Message-ID: <20100204082354.0bf3b7e5@notabene.brown>
In-Reply-To: <4B699988.9000209@oracle.com>
References: <20100203060657.12945.27293.stgit@notabene.brown>
	<20100203063131.12945.34978.stgit@notabene.brown>
	<4B699988.9000209@oracle.com>
Content-Type: text/plain; charset=US-ASCII
Sender: linux-nfs-owner@vger.kernel.org
MIME-Version: 1.0

On Wed, 03 Feb 2010 10:43:04 -0500
Chuck Lever <chuck.lever@oracle.com> wrote:

> On 02/03/2010 01:31 AM, NeilBrown wrote:
> > If we drop a request in the sunrpc layer, either due kmalloc failure,
> > or due to a cache miss when we could not queue the request for later
> > replay, then close the connection to encourage the client to retry sooner.
> 
> I studied connection dropping behavior a few years back, and decided 
> that dropping the connection on a retransmit is nearly always 
> counterproductive.  Any other pending requests on a connection that is 
> dropped must also be retransmitted, which means one retransmit suddenly 
> turns into many.  And then you get into issues of idempotency and all 
> the extra traffic and the long delays and the risk of reconnecting on a 
> different port so that XID replay is undetectable...

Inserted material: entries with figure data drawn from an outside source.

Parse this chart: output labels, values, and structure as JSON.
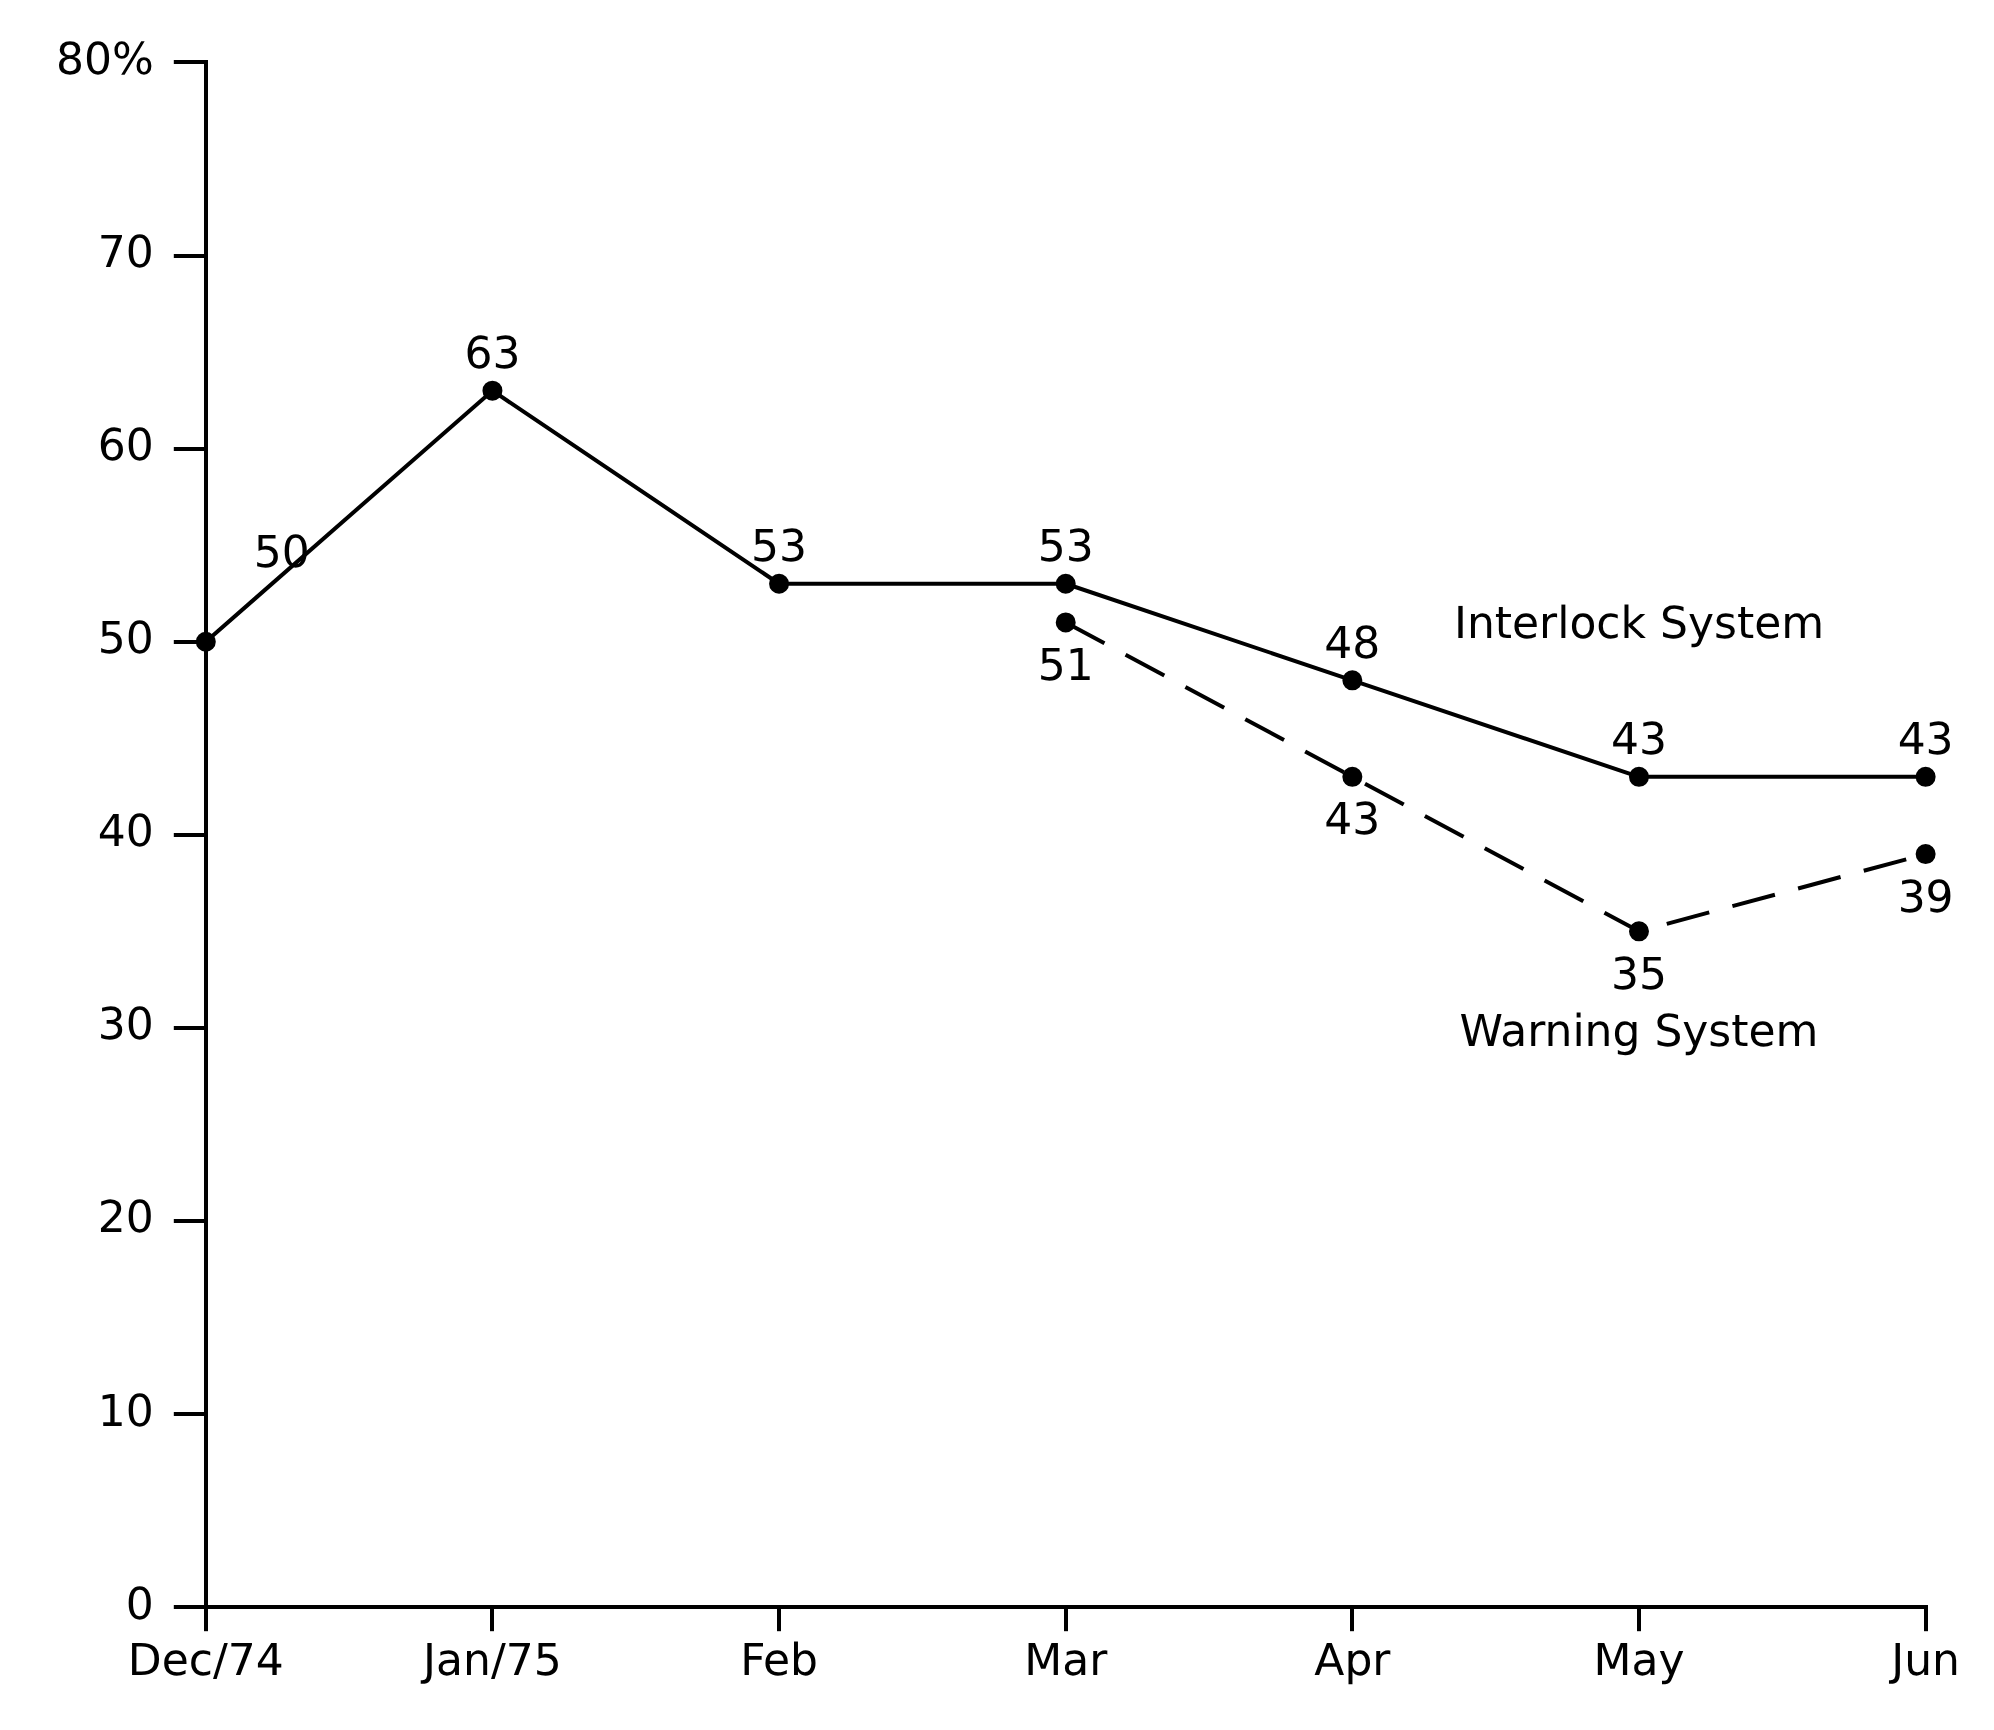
{
  "chart_data": {
    "type": "line",
    "categories": [
      "Dec/74",
      "Jan/75",
      "Feb",
      "Mar",
      "Apr",
      "May",
      "Jun"
    ],
    "series": [
      {
        "name": "Interlock System",
        "color": "#000000",
        "line_style": "solid",
        "values": [
          50,
          63,
          53,
          53,
          48,
          43,
          43
        ]
      },
      {
        "name": "Warning System",
        "color": "#000000",
        "line_style": "dashed",
        "values": [
          null,
          null,
          null,
          51,
          43,
          35,
          39
        ]
      }
    ],
    "ylim": [
      0,
      80
    ],
    "yticks": [
      0,
      10,
      20,
      30,
      40,
      50,
      60,
      70,
      {
        "value": 80,
        "label": "80%"
      }
    ],
    "grid": false,
    "legend": false,
    "marker": "circle",
    "data_labels": true
  }
}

You make some good points there, thanks.

> 
> I don't think dropping the connection will cause the client to 
> retransmit sooner.  Clients I have encountered will reconnect and 
> retransmit only after their retransmit timeout fires, never sooner.
> 

I thought I had noticed the Linux client resending immediately, but it would
have been a while ago, and I could easily be remembering wrongly.

My reasoning was that if the connection is closed then the client can *know*
that they won't get a response to any outstanding requests, rather than
having to use the timeout heuristic.  How the client uses that information I
don't know, but at least they would have it.

> Unfortunately NFSv4 requires a connection drop before a retransmit, but 
> NFSv3 does not.  NFSv4 servers are rather supposed to try very hard not 
> to drop requests.
> 
> How often do you expect this kind of recovery to be necessary?  Would it 
> be possible to drop only for NFSv4 connections?
> 

With the improved handling of large requests I would expect this kind of
recovery would be very rarely needed.
Yes, it would be quite easy to only drop connections on which we have seen an
NFSv4 request... and maybe also connections on which we have not successfully
handled any request yet(?).
What if, instead of closing the connection, we set a flag so that it would be
closed as soon as it had been idle for 1 second,  thus flushing any other
pending requests???   That probably doesn't help - there would easily be real
cases where other threads of activity keep the connection busy, while the
thread waiting for the lost request still needs a full time-out.

I would be happy with the v4-only version.

Thanks,
NeilBrown